I live in the quaint, colonial city of Merida, Yucatan, Mexico. With a population of over one million, the local government has had an online (please see below, only in Spanish) property register for years where one can, among many things, pay their taxes online. Currently, we are very occupied getting ready for end of the world. I think Minister Noonan has missed his chance with only nine days left. The Irish are famous for procrastination and it has worked out beautifully.
http://www.merida.gob.mx/municipio/sitiosphp/catastro/php/inicio.php
@Houdini; apparently Vatican astronomers dispute the Mayan calender end of world on Dec 21 2012. No really :) Merida is lovely, fond memories of it many moons ago.
http://www.telegraph.co.uk/news/worldnews/europe/vaticancityandholysee/9739697/Mayan-apocalypse-Vatican-says-the-end-is-not-nigh-for-now.html
Dorothy,
Yes, Merida is still a very lovely respite from the madness of modern society. However, I would not be too confident with Vatican astronomers, Jesuit or not. I do remember a fellow named Galileo who had a run in with the Vatican.
Here’s how it “works” over here,RE Taxes rank first….and yes it is 12/12/12!
Now that the legal issues around repo’s is getting cleaned up,perhaps a secondary market in unpaid RE taxes will develop !
“Between $7 billion and $10 billion in property taxes go delinquent each year, according to Brad Westover, executive director for the National Tax Lien Association. For many state, county and local governments, the failure to collect on these debts weighs heavily on their already-overburdened budgets. In 29 states, plus the District of Columbia, they turn to investors for help.

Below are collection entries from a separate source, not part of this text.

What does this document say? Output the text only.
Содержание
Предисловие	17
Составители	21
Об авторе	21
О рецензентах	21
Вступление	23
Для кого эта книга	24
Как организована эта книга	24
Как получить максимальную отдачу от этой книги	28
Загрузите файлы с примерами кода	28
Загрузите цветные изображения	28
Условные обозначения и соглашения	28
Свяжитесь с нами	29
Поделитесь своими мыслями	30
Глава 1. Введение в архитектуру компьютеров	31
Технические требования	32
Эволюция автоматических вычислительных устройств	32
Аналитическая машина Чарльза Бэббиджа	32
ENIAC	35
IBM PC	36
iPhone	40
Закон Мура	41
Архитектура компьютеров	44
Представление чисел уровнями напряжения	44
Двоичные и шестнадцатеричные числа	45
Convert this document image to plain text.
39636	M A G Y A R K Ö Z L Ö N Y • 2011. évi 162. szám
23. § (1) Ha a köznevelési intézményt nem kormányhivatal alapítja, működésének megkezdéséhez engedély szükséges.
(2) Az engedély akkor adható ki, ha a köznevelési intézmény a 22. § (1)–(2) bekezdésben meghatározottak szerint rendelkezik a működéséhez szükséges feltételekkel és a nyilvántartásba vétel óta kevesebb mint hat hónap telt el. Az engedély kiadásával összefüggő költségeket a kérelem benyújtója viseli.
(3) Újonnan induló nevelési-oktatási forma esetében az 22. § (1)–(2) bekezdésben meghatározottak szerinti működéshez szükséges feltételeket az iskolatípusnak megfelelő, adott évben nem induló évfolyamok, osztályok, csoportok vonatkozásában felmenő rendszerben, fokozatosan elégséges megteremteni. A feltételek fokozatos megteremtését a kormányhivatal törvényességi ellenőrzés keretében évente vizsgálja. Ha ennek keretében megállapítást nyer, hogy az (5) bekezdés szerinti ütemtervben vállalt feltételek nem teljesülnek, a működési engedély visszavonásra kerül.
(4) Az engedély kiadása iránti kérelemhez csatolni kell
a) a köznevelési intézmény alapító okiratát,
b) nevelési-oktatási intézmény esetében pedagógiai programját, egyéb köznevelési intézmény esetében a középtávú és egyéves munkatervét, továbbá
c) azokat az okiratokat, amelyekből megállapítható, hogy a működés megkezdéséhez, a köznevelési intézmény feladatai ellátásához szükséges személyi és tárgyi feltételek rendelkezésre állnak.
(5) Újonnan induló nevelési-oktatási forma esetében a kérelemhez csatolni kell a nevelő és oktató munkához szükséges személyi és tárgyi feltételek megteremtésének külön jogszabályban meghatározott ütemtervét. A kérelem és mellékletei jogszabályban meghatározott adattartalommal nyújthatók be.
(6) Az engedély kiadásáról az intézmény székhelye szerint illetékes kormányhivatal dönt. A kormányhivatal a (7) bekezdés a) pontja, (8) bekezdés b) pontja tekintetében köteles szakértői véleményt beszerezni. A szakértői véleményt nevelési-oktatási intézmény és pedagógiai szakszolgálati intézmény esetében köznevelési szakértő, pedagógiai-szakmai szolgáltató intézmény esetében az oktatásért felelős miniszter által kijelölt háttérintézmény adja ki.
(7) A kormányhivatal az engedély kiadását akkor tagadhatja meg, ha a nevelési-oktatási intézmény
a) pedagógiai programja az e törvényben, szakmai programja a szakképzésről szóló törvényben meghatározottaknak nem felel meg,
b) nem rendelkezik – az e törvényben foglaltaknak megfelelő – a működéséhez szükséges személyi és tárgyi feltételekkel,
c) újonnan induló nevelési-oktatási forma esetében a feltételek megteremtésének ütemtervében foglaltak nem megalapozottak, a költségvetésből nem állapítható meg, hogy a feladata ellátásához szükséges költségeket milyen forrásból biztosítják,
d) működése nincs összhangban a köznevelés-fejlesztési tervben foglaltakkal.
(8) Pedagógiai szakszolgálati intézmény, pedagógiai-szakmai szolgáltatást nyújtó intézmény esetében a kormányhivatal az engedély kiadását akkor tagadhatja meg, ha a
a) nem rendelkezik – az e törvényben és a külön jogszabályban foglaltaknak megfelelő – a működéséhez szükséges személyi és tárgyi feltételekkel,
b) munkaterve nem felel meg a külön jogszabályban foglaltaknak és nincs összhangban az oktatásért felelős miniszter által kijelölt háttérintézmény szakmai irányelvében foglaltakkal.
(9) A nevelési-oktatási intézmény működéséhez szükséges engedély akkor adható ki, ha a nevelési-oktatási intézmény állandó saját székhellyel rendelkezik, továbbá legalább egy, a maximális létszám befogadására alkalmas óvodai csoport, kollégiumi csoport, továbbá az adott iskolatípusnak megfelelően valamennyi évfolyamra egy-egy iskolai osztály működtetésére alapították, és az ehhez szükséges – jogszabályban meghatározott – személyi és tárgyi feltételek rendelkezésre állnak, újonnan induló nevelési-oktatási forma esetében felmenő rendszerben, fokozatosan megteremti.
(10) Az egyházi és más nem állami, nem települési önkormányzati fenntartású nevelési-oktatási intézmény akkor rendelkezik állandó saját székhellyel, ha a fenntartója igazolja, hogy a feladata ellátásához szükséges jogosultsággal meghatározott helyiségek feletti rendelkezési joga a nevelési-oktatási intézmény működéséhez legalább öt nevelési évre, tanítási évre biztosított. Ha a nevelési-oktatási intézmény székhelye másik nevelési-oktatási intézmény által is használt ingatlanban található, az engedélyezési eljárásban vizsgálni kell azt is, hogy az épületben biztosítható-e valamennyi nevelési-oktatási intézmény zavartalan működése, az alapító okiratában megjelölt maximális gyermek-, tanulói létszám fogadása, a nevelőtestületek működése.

In these states, investors buy tax lien certificates at auctions, effectively owning a claim against the property until the homeowner pays the county or municipality back or until they default on the debt entirely. In return, the county gets the money it needs to fund schools, pave roads and pay for other infrastructure and services.”
http://www.cnbc.com/id/100303029
wrong link…..phew thankfully not inappropriate,in states most lenders require RE taxes to be paid the them-escrow- and they pay it.